Вот текст моего письма, копия которого у меня самого не сохранилась, а быть может, ее и не было. Заодно представьте себе, что оно было написано во времена разгара «холодной войны», и не думаю, чтобы такие письма советские люди часто рисковали писать, да еще таким крупным политическим деятелям: «Дорогой мистер Черчилль! Перед поездкой в Англию я мечтал встретиться с Вами, чтобы поговорить о многом – и о поэзии, и о политике. Должен Вам сказать, что в России Ваше имя связано с очень многими замечательными воспоминаниями, когда мы вместе дрались за свободу и честь наших наций. Я читал вашу книгу. По-моему, Вы настоящий писатель. Иные мои ровесники (мне 28 лет) кажутся мне моими прадедушками. А вы мне кажетесь моим ровесником, и я до сих пор в этом не разуверился. Мне очень хочется, чтобы Ваша знаменитая яхта завернула в Советский Союз и Вы бы увидели те удивительные перемены, которые происходят в нашей стране. Вы бы ее не узнали.
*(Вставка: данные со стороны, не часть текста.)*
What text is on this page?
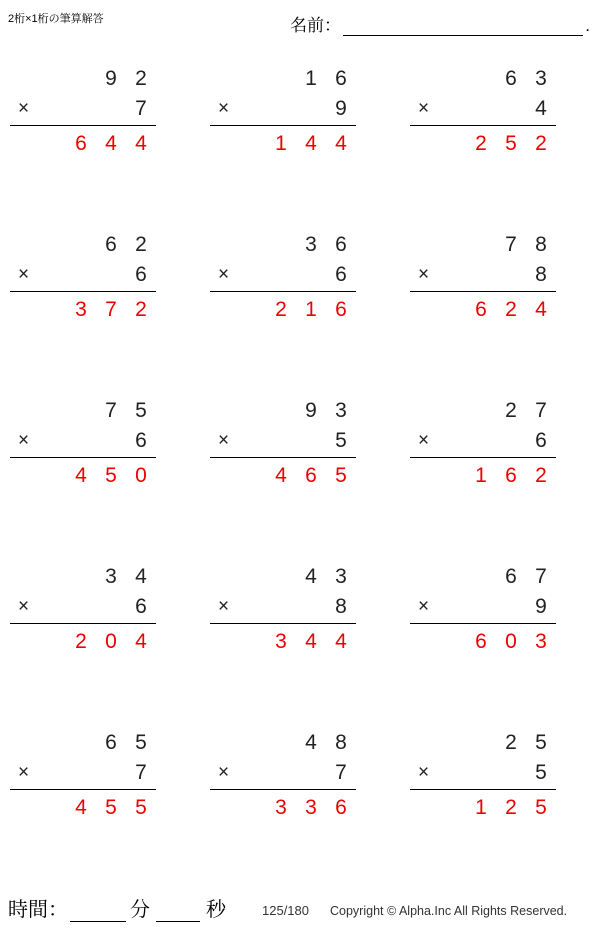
2桁×1桁の筆算解答	名前：	.
9 2
×	7
6 4 4
1 6
×	9
1 4 4
6 3
×	4
2 5 2
6 2
×	6
3 7 2
3 6
×	6
2 1 6
7 8
×	8
6 2 4
7 5
×	6
4 5 0
9 3
×	5
4 6 5
2 7
×	6
1 6 2
3 4
×	6
2 0 4
4 3
×	8
3 4 4
6 7
×	9
6 0 3
6 5
×	7
4 5 5
4 8
×	7
3 3 6
2 5
×	5
1 2 5
時間：	分	秒	125/180 Copyright © Alpha.Inc All Rights Reserved.
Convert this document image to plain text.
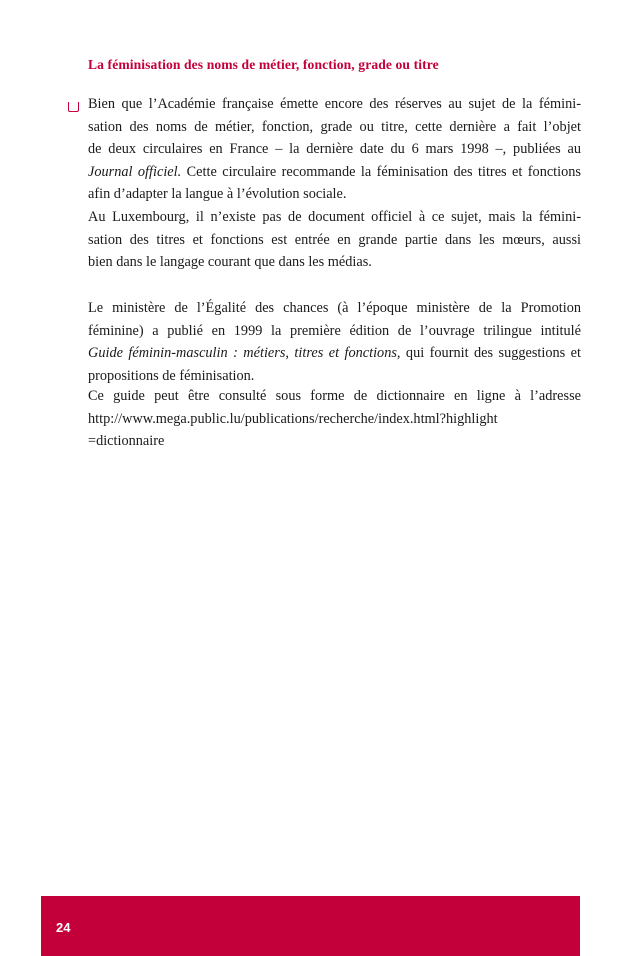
La féminisation des noms de métier, fonction, grade ou titre
Bien que l’Académie française émette encore des réserves au sujet de la fémini-
sation des noms de métier, fonction, grade ou titre, cette dernière a fait l’objet
de deux circulaires en France – la dernière date du 6 mars 1998 –, publiées au
Journal officiel. Cette circulaire recommande la féminisation des titres et fonctions
afin d’adapter la langue à l’évolution sociale.
Au Luxembourg, il n’existe pas de document officiel à ce sujet, mais la fémini-
sation des titres et fonctions est entrée en grande partie dans les mœurs, aussi
bien dans le langage courant que dans les médias.
Le ministère de l’Égalité des chances (à l’époque ministère de la Promotion
féminine) a publié en 1999 la première édition de l’ouvrage trilingue intitulé
Guide féminin-masculin : métiers, titres et fonctions, qui fournit des suggestions et
propositions de féminisation.
Ce guide peut être consulté sous forme de dictionnaire en ligne à l’adresse
http://www.mega.public.lu/publications/recherche/index.html?highlight
=dictionnaire
24
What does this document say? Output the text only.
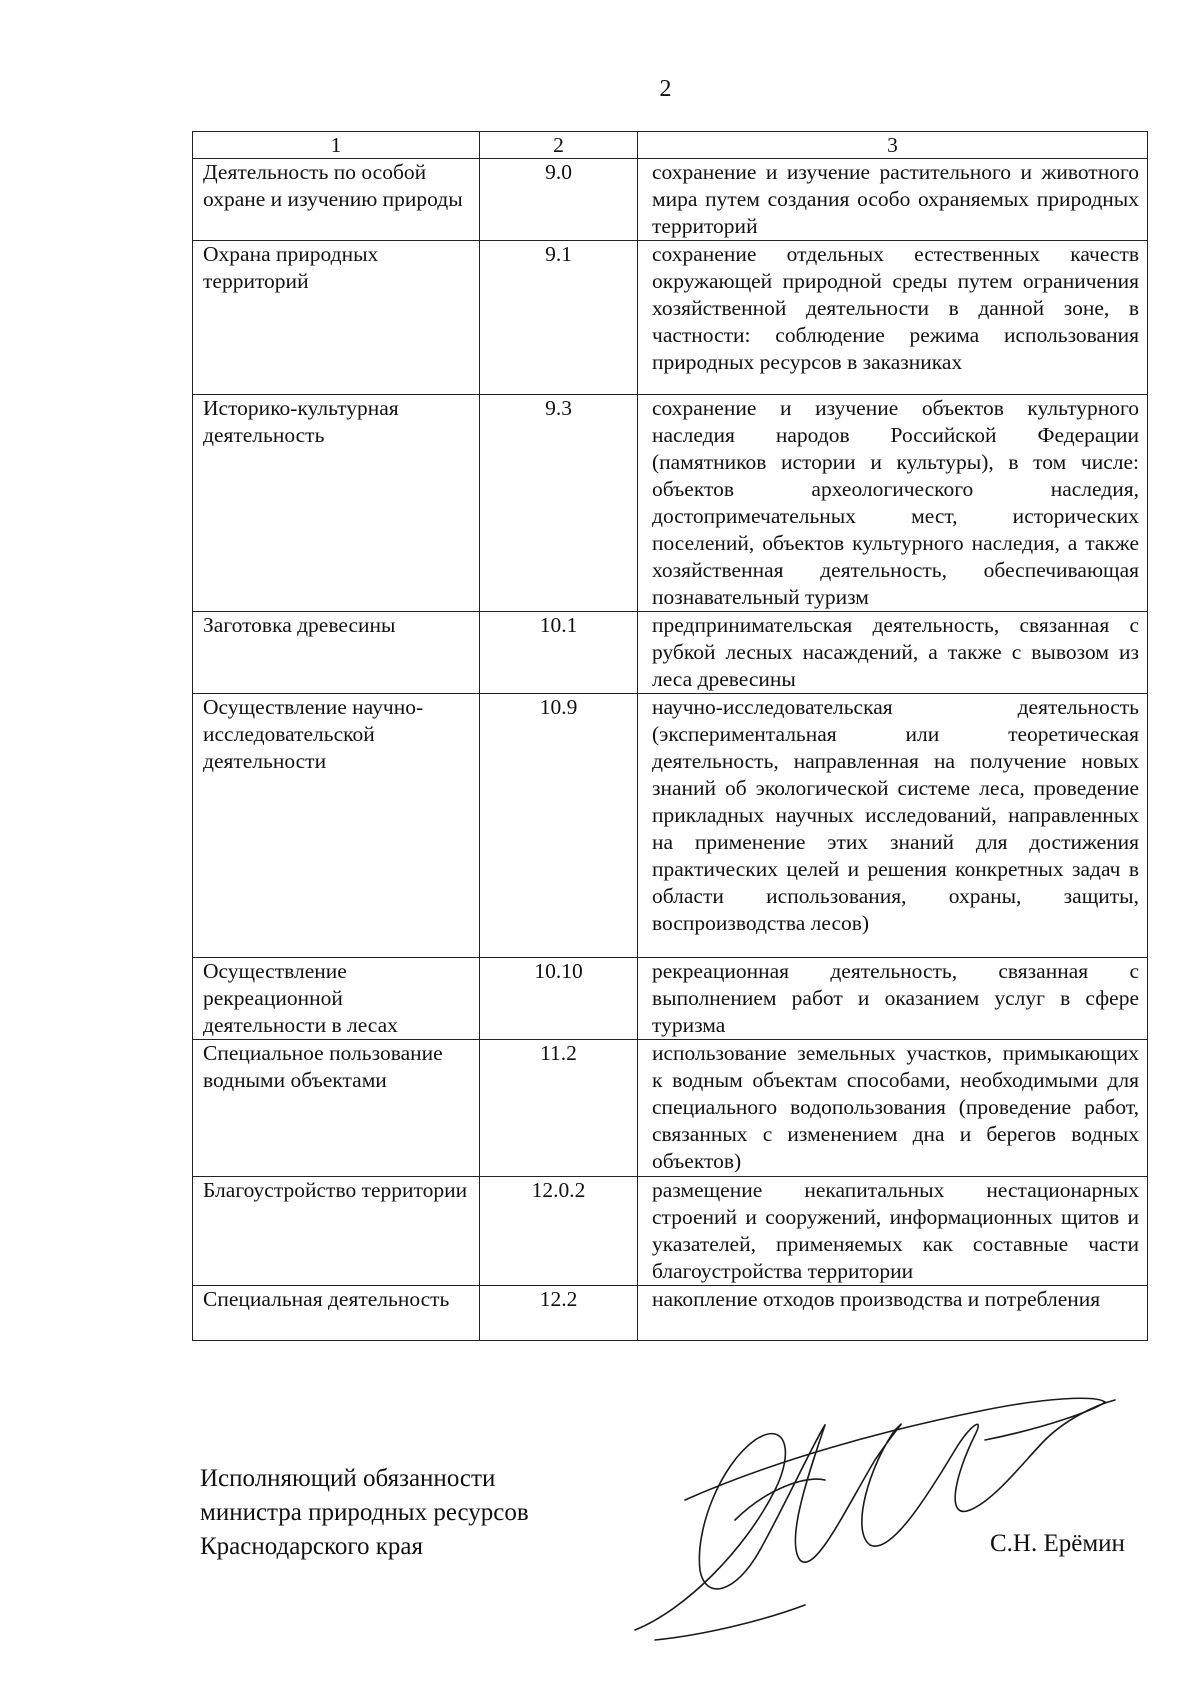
2
1	2	3
Деятельность по особой охране и изучению природы	9.0	сохранение и изучение растительного и животного мира путем создания особо охраняемых природных территорий
Охрана природных территорий	9.1	сохранение отдельных естественных качеств окружающей природной среды путем ограничения хозяйственной деятельности в данной зоне, в частности: соблюдение режима использования природных ресурсов в заказниках
Историко-культурная деятельность	9.3	сохранение и изучение объектов культурного наследия народов Российской Федерации (памятников истории и культуры), в том числе: объектов археологического наследия, достопримечательных мест, исторических поселений, объектов культурного наследия, а также хозяйственная деятельность, обеспечивающая познавательный туризм
Заготовка древесины	10.1	предпринимательская деятельность, связанная с рубкой лесных насаждений, а также с вывозом из леса древесины
Осуществление научно-исследовательской деятельности	10.9	научно-исследовательская деятельность (экспериментальная или теоретическая деятельность, направленная на получение новых знаний об экологической системе леса, проведение прикладных научных исследований, направленных на применение этих знаний для достижения практических целей и решения конкретных задач в области использования, охраны, защиты, воспроизводства лесов)
Осуществление рекреационной деятельности в лесах	10.10	рекреационная деятельность, связанная с выполнением работ и оказанием услуг в сфере туризма
Специальное пользование водными объектами	11.2	использование земельных участков, примыкающих к водным объектам способами, необходимыми для специального водопользования (проведение работ, связанных с изменением дна и берегов водных объектов)
Благоустройство территории	12.0.2	размещение некапитальных нестационарных строений и сооружений, информационных щитов и указателей, применяемых как составные части благоустройства территории
Специальная деятельность	12.2	накопление отходов производства и потребления
Исполняющий обязанности
министра природных ресурсов
Краснодарского края	С.Н. Ерёмин
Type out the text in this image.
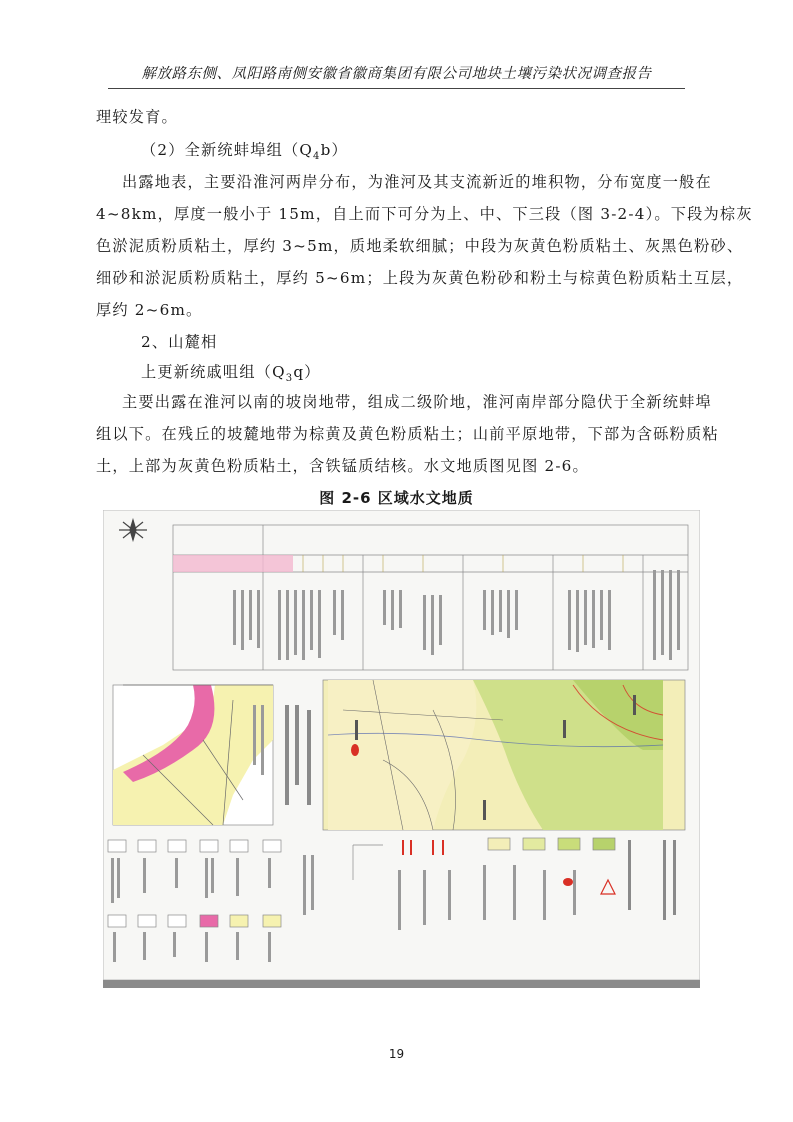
解放路东侧、凤阳路南侧安徽省徽商集团有限公司地块土壤污染状况调查报告
理较发育。
（2）全新统蚌埠组$(Q_4b)$
出露地表，主要沿淮河两岸分布，为淮河及其支流新近的堆积物，分布宽度一般在
4~8km，厚度一般小于 15m，自上而下可分为上、中、下三段（图 3-2-4）。下段为棕灰
色淤泥质粉质粘土，厚约 3~5m，质地柔软细腻；中段为灰黄色粉质粘土、灰黑色粉砂、
细砂和淤泥质粉质粘土，厚约 5~6m；上段为灰黄色粉砂和粉土与棕黄色粉质粘土互层，
厚约 2~6m。
2、山麓相
上更新统戚咀组$(Q_3q)$
主要出露在淮河以南的坡岗地带，组成二级阶地，淮河南岸部分隐伏于全新统蚌埠
组以下。在残丘的坡麓地带为棕黄及黄色粉质粘土；山前平原地带，下部为含砾粉质粘
土，上部为灰黄色粉质粘土，含铁锰质结核。水文地质图见图 2-6。
图 2-6 区域水文地质
19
И уверен в том, что Вы написали бы о ней, ибо, как я уверен, Вы – писатель помимо всего прочего. И если бы сказали и написали об этом Вы, Вам бы поверили. Вы не знаете меня, как поэта, и я пришлю Вам свою книгу, когда она выйдет в издательстве «Пингвин букс» по-английски. Пока же я очень хотел бы, если Вам было бы возможно, прислать мне Вашу книгу, которую трудно достать в России, с Вашим автографом… Ваш Евгений Евтушенко».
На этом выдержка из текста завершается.